The structural information predicted by RAPTOR can be used in many different areas. Here are some examples from our current customers. This is not a full picture about using RAPTOR but it will help to find out how RAPTOR can help your research.
Protein Threading
- Protein Threading is the most fundamental use of RAPTOR for everyday use. When there is marginal sequence homology, your homology search tool (i.e. BLAST) may fail. In that case, you should try RAPTOR. When the sequence homology is low (below 25%), RAPTOR consistently gives a constructive prediction.
Functional Annotation
- This is based on the observation that proteins with similar structures have similar functions. If there is a protein sequence with an unknown structure and you want to know its function, you can run RAPTOR with the sequence. The top template (whose function is already known) returned by RAPTOR is believed to have a similar structure with the query sequence. Consequently, the sequence may have the same function (active site) as the template. For more information about functional annotation, see the RAPTOR Pipeline.

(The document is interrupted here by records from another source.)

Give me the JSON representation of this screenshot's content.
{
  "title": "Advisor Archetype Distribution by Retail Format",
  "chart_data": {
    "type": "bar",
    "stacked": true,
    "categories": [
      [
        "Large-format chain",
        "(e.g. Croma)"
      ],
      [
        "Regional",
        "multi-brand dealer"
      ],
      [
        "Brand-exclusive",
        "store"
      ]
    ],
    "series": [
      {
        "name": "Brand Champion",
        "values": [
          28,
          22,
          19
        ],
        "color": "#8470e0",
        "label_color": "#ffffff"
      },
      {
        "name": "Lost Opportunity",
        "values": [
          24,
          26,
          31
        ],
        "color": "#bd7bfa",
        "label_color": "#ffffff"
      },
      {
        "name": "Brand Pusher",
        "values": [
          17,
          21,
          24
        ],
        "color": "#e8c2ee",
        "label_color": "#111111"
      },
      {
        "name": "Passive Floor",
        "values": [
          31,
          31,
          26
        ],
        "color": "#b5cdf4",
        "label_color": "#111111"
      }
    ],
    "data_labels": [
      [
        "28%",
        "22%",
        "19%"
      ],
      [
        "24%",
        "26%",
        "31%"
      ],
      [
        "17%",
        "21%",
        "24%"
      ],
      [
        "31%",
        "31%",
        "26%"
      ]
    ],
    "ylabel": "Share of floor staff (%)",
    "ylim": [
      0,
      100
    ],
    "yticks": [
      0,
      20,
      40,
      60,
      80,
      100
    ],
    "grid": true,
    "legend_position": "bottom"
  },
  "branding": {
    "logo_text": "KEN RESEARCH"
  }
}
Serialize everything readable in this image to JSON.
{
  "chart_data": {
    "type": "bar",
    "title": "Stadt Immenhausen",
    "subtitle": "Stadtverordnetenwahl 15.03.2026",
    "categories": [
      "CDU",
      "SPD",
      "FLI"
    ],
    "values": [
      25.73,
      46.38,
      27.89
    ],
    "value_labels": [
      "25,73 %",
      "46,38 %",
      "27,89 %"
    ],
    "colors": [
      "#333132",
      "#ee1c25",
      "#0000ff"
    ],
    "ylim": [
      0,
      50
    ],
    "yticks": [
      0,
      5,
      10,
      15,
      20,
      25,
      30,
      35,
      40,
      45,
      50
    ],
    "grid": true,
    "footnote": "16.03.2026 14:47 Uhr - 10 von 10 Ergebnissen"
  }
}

Identifying Putative Distant Relationships
- Suppose you have several protein families that you have already studied thoroughly. Now you want to identify some putative distant members of the protein families. You can create your own template library by making the proteins in your protein families’ templates. After that, you can run RAPTOR to scan the sequence database against your own template library. In this way, you will filter out those sequences that have distant relationships with your protein families.
Secondary Structure Prediction
- RAPTOR uses secondary structure prediction results when threading. When 3D structure prediction has been obtained, RAPTOR’s prediction can be used to help further improve secondary structure prediction accuracy.
Crystallography
- When crystallographers try to obtain X-ray crystallography of a protein, they need to collect as much 3D information as early as possible. The plausible structural template identified by RAPTOR can be used to model the structure of the protein. For example, it can be used in molecular replacement phasing.